I must except those two young ladies from the unconscious
competition, for one has no manners at all, and the
other affects those of a man; but as to the rest,
they are all as nice as possible, and I can only say,
“How happy could I be with either.”
Isa, poor girl, seems to need our care most, and
would be the most obliging and attentive. Metelill
would be the prettiest and sweetest ornament of our
drawing-room, and would amuse you the most; Pica,
with her scholarly tastes, would be the best and most
appreciative fellow-traveller; and Jane, if she could
or would go, would perhaps benefit the most by being
freed from a heavy strain, and having her views enlarged.
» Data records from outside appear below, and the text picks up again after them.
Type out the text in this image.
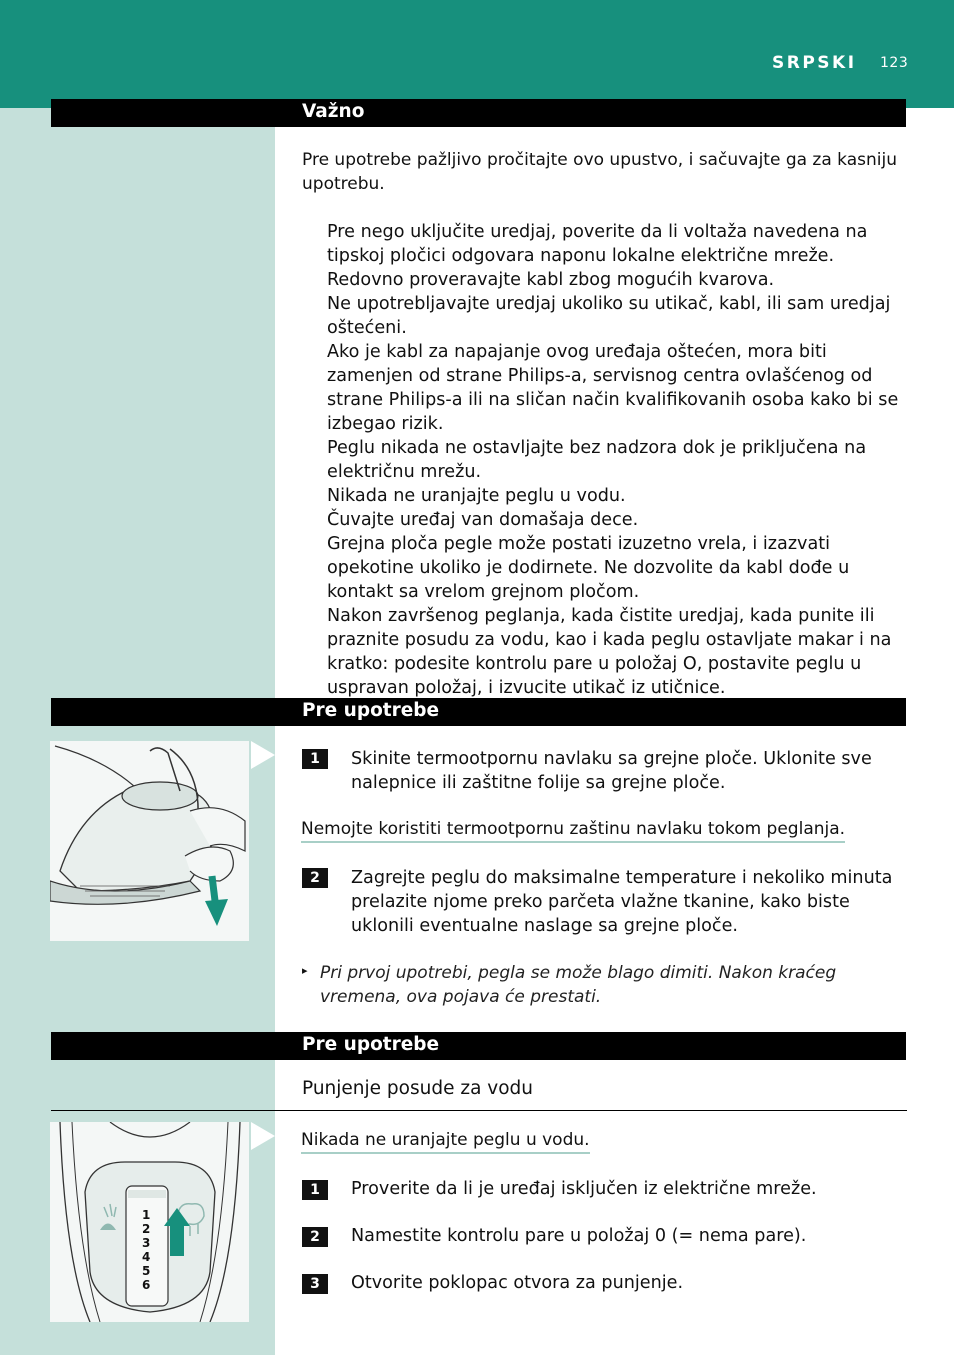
SRPSKI 123
Važno
Pre upotrebe pažljivo pročitajte ovo upustvo, i sačuvajte ga za kasniju upotrebu.

Pre nego uključite uredjaj, poverite da li voltaža navedena na tipskoj pločici odgovara naponu lokalne električne mreže.

Redovno proveravajte kabl zbog mogućih kvarova.

Ne upotrebljavajte uredjaj ukoliko su utikač, kabl, ili sam uredjaj oštećeni.

Ako je kabl za napajanje ovog uređaja oštećen, mora biti zamenjen od strane Philips-a, servisnog centra ovlašćenog od strane Philips-a ili na sličan način kvalifikovanih osoba kako bi se izbegao rizik.

Peglu nikada ne ostavljajte bez nadzora dok je priključena na električnu mrežu.

Nikada ne uranjajte peglu u vodu.

Čuvajte uređaj van domašaja dece.

Grejna ploča pegle može postati izuzetno vrela, i izazvati opekotine ukoliko je dodirnete. Ne dozvolite da kabl dođe u kontakt sa vrelom grejnom pločom.

Nakon završenog peglanja, kada čistite uredjaj, kada punite ili praznite posudu za vodu, kao i kada peglu ostavljate makar i na kratko: podesite kontrolu pare u položaj O, postavite peglu u uspravan položaj, i izvucite utikač iz utičnice.

Pre upotrebe
1	Skinite termootpornu navlaku sa grejne ploče. Uklonite sve nalepnice ili zaštitne folije sa grejne ploče.
Nemojte koristiti termootpornu zaštinu navlaku tokom peglanja.
2	Zagrejte peglu do maksimalne temperature i nekoliko minuta prelazite njome preko parčeta vlažne tkanine, kako biste uklonili eventualne naslage sa grejne ploče.
▸ Pri prvoj upotrebi, pegla se može blago dimiti. Nakon kraćeg vremena, ova pojava će prestati.
Pre upotrebe
Punjenje posude za vodu
1
2
3
4
5
6
Nikada ne uranjajte peglu u vodu.
1	Proverite da li je uređaj isključen iz električne mreže.
2	Namestite kontrolu pare u položaj 0 (= nema pare).
3	Otvorite poklopac otvora za punjenje.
10.—A worthy girl is Jane Druce, but I
fear the Vicarage is no school of manners. Her
mother is sitting with us, and has been discoursing
to grandmamma on her Jane’s wonderful helpfulness
and activity in house and parish, and how everything
hinged on her last winter when they had whooping-cough
everywhere in and out of doors; indeed she doubts
whether the girl has ever quite thrown off the effects
of all her exertions then. Suddenly comes a trampling,
a bounce and a rush, and in dashes Miss Jane, fiercely
demanding whether the children had leave to go to
the cove. Poor Margaret meekly responds that
she had consented. “And didn’t you
know,” exclaims the damsel, “that all
their everyday boots are in that unlucky trunk?”
There is a humble murmur that Chattie had promised
to be very careful, but it produces a hotter reply.
“As if Chattie’s promises of that kind
could be trusted! And I had TOLD them
that they were to keep with baby on the cliff!”